Z4.24. AFTER-I-CON-3P But it is King Abdullah who runs the country. After 12 years on the throne, three things have changed, as the Arab awakening has affected Jordan. (“Caught in the middle as usual”, Economist 10/22/11 p. 58) [the Referent, King Abdullah, is introduced in previous context as the topic of this part of the discourse; the NP that is both nearest to the SPAR and subject of the main clause, is the pragmatically inconsequential three things]

As for (C), it’s hard to tell. We have no context (usage advice almost never takes context into account). But… ceteris paribus, human beings — especially humans referred to by proper names — are much more likely than dogs to be topical in discourse, so even without context, I didn’t have a problem with (C), and Josh Bischof didn’t either.

[The Ultimate Grammar Cheat Sheet’s  “6 grammar errors that can affect your story telling”: dangling modifiers; comma splice; sentence fragments; misusing the apostrophe with “its”; vague pronoun references’; unnecessary comma. The advice itself ranges from complete bullshit to merely misleading.]

Case 6: after + TimeSpan NP with of + VPprp complement. This one I came across while searching for more examples of case 5; in a sense, it’s a composite of cases 4 and 5. As in case 5, the TimeSpan element is discourse-backgrounded, and as in case 4, there’s a VPprp with missing subject.

A few attested canonical examples, with the Referent found via the Subject Rule:

After weeks of feeling tired all day long I finally have more energy now… (‘after feeling tired all day long for weeks’) [speaker is the Referent]

After months of working hard and saving up, I am now able to afford this t-shirt… (‘after working hard and saving up for moths’) [speaker is the Referent]

Drake Ghosts Bella Hadid After Months Of Pursuing Her (‘after pursuing her for months’) [(the rapper) Drake is the Referent]

(There are also examples with plain VPprp complements to the TimeSpan element — after months working hard and saving up — but the of-marked examples seem to be much more common.)

Plus one non-canonical example, with lots of lead-in context and the SPAR boldfaced:

Over the last several years, after my annual check-ups and blood work, I have been told, “your vitamin B and D levels are low.” And of course was told to up my intake of both vitamins.
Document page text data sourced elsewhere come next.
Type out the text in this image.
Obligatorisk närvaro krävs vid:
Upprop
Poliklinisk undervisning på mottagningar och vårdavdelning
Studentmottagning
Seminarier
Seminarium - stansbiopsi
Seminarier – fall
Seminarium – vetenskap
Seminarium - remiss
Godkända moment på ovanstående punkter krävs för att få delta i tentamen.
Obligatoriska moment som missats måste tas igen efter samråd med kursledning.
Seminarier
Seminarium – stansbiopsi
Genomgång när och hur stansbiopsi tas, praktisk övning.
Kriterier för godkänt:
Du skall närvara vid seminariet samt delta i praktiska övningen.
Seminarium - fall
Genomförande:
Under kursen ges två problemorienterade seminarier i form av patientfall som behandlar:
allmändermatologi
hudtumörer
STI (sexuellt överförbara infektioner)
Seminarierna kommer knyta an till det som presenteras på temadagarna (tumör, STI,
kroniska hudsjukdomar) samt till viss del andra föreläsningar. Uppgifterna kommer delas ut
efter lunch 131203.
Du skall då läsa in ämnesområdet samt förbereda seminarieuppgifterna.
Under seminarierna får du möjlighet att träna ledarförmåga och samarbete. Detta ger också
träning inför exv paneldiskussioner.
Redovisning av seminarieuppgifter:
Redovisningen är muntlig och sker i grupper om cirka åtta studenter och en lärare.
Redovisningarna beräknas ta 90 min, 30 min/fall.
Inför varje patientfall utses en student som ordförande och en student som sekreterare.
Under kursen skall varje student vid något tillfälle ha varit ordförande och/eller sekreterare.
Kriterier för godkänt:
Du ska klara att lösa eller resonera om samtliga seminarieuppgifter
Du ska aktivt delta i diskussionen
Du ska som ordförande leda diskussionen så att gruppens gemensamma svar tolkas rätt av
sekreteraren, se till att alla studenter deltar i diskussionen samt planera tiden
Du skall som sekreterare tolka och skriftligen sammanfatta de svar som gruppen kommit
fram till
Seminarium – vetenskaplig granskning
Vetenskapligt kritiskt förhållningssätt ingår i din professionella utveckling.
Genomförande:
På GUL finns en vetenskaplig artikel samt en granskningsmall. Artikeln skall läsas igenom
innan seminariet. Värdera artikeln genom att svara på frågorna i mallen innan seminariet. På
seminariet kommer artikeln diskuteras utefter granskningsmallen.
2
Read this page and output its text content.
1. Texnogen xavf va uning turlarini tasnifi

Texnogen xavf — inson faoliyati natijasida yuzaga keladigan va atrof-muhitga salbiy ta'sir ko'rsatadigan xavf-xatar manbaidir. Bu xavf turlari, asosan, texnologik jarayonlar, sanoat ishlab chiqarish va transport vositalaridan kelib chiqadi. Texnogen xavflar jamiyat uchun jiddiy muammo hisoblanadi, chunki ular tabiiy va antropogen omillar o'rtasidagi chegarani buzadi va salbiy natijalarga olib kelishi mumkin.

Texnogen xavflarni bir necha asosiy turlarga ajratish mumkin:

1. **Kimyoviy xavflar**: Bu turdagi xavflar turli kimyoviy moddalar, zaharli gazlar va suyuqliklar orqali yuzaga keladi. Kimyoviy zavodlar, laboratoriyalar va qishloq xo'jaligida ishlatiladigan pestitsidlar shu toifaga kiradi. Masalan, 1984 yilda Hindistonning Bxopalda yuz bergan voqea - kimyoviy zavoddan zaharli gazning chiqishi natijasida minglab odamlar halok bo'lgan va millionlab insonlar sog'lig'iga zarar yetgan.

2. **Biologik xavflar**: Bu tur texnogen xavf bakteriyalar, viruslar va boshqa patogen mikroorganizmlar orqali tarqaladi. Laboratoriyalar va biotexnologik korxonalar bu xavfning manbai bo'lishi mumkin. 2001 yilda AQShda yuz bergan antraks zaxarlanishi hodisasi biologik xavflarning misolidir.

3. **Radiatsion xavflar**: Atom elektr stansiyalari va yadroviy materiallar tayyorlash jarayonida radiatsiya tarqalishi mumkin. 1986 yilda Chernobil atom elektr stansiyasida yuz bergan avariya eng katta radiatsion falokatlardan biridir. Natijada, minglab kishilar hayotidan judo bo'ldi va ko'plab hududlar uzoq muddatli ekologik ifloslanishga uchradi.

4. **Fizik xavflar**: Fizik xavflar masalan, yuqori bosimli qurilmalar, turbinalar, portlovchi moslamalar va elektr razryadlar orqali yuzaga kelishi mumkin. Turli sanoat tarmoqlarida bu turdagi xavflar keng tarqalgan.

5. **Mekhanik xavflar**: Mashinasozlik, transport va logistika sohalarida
Which I did yet it didn’t seem to raise my levels. I am now 57 and a Grandma, so when I developed a sore, stiff neck, I attributed it to old age. After months of complaining [‘after complaining for months’], my husband (an Orthopedic Surgeon) said, “you either go find out what is going on or stop complaining” (link) [the Referent is the speaker, who is totally the discourse topic; without the preceding context, the sentence that begins with the SPAR would be hard to interpret correctly, but with this context, I have no problem with it]

The customary caution: people differ in how well they cope with, and how they judge the acceptability of, such non-canonical AFTER-type SPARs, even in context.